Si les parece mucho (o poco, según
sus paladares), apenas acaban de pasar escasos treinta minutos de
película.
Luego de alzarse con un Oscar por el
guión de la tramposa pero efectiva Los sospechosos de siempre,
Christopher McQuarrie decidió debutar como autor/director con una
violentísima aventura definida por él mismo como un "western
noir".
Manejándose por esos carriles, el
film gana puntos mientras se postula como una versión hard de Thelma
& Louise y Arma mortal, pero cuando intenta adentrarse en
la enmarañada madeja que supone un policial negro –después de esa
prometedora media hora inicial– comienza a acumular triángulos
amorosos, traiciones gangsteriles y frases hechas que truncan el
placentero devenir de los noventa minutos restantes.
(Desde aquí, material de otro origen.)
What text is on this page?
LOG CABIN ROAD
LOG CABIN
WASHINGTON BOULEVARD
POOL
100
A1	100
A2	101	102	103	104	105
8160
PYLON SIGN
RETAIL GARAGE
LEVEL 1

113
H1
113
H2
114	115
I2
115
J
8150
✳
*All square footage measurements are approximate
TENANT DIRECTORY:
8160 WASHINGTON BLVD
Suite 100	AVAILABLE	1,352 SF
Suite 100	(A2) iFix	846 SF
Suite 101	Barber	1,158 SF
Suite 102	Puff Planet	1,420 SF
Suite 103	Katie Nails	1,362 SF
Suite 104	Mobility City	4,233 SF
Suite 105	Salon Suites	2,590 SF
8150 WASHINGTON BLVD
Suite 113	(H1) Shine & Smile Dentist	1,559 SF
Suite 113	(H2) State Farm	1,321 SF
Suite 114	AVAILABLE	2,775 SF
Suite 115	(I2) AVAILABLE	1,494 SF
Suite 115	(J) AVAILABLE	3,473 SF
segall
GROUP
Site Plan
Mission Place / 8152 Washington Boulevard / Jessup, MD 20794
Eso sí, rodeado de un atractivo
elenco: Benicio del Toro, que a pesar de seguir participando en películas
que prometen mucho más de lo que cumplen (la somnolienta Traffic,
la lisérgica Pánico y locura en Las Vegas o la reciente Snatch,
cerdos y diamantes) no puede opacar su carisma innato como Longbaugh,
que trata de zafar de una potencial masacre sin abandonar jamás el
cinismo.
Arreglándoselas con un par de
gestos para transformarse en otro adorable pistolero sanguinario;
luciéndose en un diálogo con el hampón/mediador interpretado por James
Caan, que sigue siendo un buen actor aunque a años luz de su inolvidable
Sonny Corleone y de los simpáticos personajes que interpretara para el
otoñal Howard Hawks. Otro ejemplar veterano, muy desaprovechado como el
camarada de Caan, es el ahora calvo Geoffrey Lewis, padre de la mentada
Juliette y experimentado secundario en grandes films de Clint
Eastwood.
Todo esto me sugiere un par de
interrogantes: ¿qué ocurre actualmente con el cine alternativo?
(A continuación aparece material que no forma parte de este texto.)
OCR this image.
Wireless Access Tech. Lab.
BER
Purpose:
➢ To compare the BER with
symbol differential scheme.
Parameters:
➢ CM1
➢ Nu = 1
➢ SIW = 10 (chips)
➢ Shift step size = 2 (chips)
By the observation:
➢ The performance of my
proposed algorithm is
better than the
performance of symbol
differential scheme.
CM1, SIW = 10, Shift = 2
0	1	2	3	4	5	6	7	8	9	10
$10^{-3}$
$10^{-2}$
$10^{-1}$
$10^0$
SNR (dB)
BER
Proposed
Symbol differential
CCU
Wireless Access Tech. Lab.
¿Adónde está la alternativa? Es que todo el cine marginal a la
industria –el que bordea temas como la violencia o las compulsiones
extremas– adolece de una tarantinización (perdón Quentin, pero
tarde o temprano ibas a dar lugar a este tipo de etiquetas) innecesaria:
demasiados giros argumentales, abrumadoras citas a films anteriores,
personajes que carecen de toda moral que los redima, violencia gratuita.
La situación, que se manifiesta a escala mundial, pudo ser fácilmente
apreciable en el reciente Festival de Cine Independiente porteño, adonde
films como La isla (Corea del Sur) y Chopper (Australia)
expusieron crímenes y vejaciones sin la menor lógica ni respeto por el
espectador. No, no me tomen por un purista desorientado: disfruto
enormemente de la violencia en el cine cuando es catártica o
adrenalínica... o cuando busca hacerme reflexionar sin golpes bajos.
Al calor de las armas parece
intentar algo así, pero descaradamente resuelve todos sus planteos con
una balacera interminable en un hotelucho mexicano (¡sí, igualito a La
Fuga de Sam Peckinpah!), desencadenando una masacre sangrienta. Densa,
abrumadora como pocas, en la que McQuarrie juega arbitrariamente con el
paroxismo y el mal gusto, porque acá no encontraremos nada cercano a la
poesía descolocadora del primer Kitano, ni a la contundencia estética de
la muy cuestionable Rescatando al soldado Ryan.